そして裏、二松学舎大附は失策と死球に石田君の安打などで満塁として、1番堀川 尚希君の中前打ですぐに1点を返した。さらに満塁の好機だったが、二松学舎大附も畳み込むことはできなかった。
こうして、序盤は都立高島がリードして進んでいった。
何とか、早いタイミングで追いつきたい二松学舎大附は4回、失策で出た走者をバントで進めて二死二塁から3番平間 陸斗君の中前打で同点とする。さらに死球後、畠山 大豪君の右前打で満塁とすると、1回戦の総合工科戦では代打本塁打を放っている秋広 涼太君が中越二塁打して2者を帰してついに逆転した。

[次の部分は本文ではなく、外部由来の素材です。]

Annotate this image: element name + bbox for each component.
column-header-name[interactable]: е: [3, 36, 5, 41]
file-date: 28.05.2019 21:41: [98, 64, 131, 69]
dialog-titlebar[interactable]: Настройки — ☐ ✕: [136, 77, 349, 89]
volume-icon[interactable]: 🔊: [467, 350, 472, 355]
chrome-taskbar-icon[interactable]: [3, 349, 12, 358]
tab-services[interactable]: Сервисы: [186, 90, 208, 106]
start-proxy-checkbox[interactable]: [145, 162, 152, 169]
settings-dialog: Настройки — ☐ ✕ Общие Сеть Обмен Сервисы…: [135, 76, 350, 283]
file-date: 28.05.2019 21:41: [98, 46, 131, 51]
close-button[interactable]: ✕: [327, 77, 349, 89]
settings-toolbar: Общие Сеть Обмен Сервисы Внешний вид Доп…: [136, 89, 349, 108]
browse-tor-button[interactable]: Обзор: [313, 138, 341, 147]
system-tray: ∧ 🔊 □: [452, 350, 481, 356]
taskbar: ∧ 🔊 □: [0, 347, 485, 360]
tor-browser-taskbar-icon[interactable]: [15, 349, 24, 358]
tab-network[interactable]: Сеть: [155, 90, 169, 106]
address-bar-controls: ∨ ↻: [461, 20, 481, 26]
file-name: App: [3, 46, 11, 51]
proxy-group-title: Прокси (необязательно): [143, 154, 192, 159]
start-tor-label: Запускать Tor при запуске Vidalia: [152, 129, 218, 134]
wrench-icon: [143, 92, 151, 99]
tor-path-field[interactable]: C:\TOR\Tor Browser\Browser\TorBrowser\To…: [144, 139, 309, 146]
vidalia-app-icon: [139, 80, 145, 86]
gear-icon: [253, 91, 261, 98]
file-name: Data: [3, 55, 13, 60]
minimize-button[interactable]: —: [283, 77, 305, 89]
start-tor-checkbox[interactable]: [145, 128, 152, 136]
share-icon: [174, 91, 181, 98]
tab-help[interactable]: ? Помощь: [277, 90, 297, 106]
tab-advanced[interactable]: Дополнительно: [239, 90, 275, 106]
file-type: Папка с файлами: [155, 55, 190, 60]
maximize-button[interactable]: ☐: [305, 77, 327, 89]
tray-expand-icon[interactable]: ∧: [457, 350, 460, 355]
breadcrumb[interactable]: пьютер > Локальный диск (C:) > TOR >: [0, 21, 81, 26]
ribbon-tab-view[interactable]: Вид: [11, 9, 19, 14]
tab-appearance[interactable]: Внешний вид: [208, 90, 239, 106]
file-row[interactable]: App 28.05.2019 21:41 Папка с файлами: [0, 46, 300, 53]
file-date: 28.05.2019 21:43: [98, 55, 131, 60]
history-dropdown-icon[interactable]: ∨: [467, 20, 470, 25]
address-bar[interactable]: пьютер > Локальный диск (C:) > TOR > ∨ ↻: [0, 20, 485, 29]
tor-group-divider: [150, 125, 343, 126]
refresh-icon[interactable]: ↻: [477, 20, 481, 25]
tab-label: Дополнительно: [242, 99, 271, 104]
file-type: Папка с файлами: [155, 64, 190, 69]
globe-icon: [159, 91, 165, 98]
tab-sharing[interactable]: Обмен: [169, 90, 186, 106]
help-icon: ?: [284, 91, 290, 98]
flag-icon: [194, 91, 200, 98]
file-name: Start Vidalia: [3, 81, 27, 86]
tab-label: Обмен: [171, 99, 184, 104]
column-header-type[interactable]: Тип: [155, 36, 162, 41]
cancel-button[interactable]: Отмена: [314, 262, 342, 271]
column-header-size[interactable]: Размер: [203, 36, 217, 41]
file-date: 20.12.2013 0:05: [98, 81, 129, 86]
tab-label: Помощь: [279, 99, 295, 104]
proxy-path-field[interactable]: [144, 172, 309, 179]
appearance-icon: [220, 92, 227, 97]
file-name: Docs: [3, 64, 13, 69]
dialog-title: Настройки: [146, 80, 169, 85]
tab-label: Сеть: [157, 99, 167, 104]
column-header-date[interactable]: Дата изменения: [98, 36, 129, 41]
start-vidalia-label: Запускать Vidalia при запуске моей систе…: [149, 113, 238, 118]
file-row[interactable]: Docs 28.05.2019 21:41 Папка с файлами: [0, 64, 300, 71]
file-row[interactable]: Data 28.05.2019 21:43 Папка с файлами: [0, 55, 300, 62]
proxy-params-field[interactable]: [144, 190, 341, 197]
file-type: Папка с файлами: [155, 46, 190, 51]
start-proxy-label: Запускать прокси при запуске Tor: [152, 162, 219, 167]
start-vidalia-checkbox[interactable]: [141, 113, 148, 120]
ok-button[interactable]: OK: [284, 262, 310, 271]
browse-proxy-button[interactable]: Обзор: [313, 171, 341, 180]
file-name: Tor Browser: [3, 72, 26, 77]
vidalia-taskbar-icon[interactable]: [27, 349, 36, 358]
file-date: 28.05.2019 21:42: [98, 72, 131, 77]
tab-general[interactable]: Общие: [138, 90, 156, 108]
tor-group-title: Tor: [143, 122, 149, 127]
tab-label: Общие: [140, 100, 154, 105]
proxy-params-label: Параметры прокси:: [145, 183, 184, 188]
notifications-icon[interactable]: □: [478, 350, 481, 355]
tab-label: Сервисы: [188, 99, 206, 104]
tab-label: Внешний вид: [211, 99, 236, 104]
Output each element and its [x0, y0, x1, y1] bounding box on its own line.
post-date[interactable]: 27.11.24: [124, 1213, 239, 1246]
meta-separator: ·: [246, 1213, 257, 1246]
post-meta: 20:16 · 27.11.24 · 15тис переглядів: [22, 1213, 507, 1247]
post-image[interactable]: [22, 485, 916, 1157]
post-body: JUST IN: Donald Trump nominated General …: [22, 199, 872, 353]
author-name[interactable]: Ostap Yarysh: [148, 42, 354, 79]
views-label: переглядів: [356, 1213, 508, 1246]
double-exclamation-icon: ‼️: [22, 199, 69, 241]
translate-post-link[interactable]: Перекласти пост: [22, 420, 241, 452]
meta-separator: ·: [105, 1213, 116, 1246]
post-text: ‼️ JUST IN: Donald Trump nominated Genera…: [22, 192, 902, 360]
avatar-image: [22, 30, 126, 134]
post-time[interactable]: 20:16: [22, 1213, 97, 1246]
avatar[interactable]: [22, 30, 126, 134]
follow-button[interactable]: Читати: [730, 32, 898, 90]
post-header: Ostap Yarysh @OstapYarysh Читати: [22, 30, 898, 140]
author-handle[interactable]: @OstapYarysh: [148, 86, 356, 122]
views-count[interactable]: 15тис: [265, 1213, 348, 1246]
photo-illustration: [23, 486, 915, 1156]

しかし、さらに追加点が入る場面で、ベースの踏み忘れなどで、1点を損している。結局、会心の打球というか、芯で捉えきったのも、秋広君の逆転二塁打以外は、ほとんどなかった。都立高島の中澤 有司郎君の出来が非常に良かったということもあったが、2試合続けて10得点を奪ってきた強力打線としては不発だった印象だ。
また、石田君が7回一死まで投げて、その後をエース左腕市川君かリリーフして逃げ切ったという形になった二松学舎大附。逆転勝ちはしたものの、優勝候補の一角に名を連ねているだけに、失策3を含めて、攻守にいくつかの防げたミスがあったことは反省材料であろう。
市原 勝人監督は、不満を隠せないといった様子で、試合後は長いミーティングとなっていた。
目標としていた、シード権獲得となるベスト16への進出はならなかった都立高島。それでも、島修司監督の表情は、満足そうでもあった。
「去年の秋は、東海大菅生にはワンサイド負けだったんですけれども、今日はこうした試合が出来て、自信にはなったと思います。中澤は、『最後まで投げさせてください』と言ってきたのですが、8回は負けていた場面でしたし、そこまで本人の打席も3三振だったので、代打を出しました。本人は悔しがっていましたけれども、これから夏へ向けての、練習のし甲斐もあると思います」
時折小雨が舞うようなコンディションだったが、両チームの熱気がそんな悪天候を吹き飛ばしていったかのようでもあった。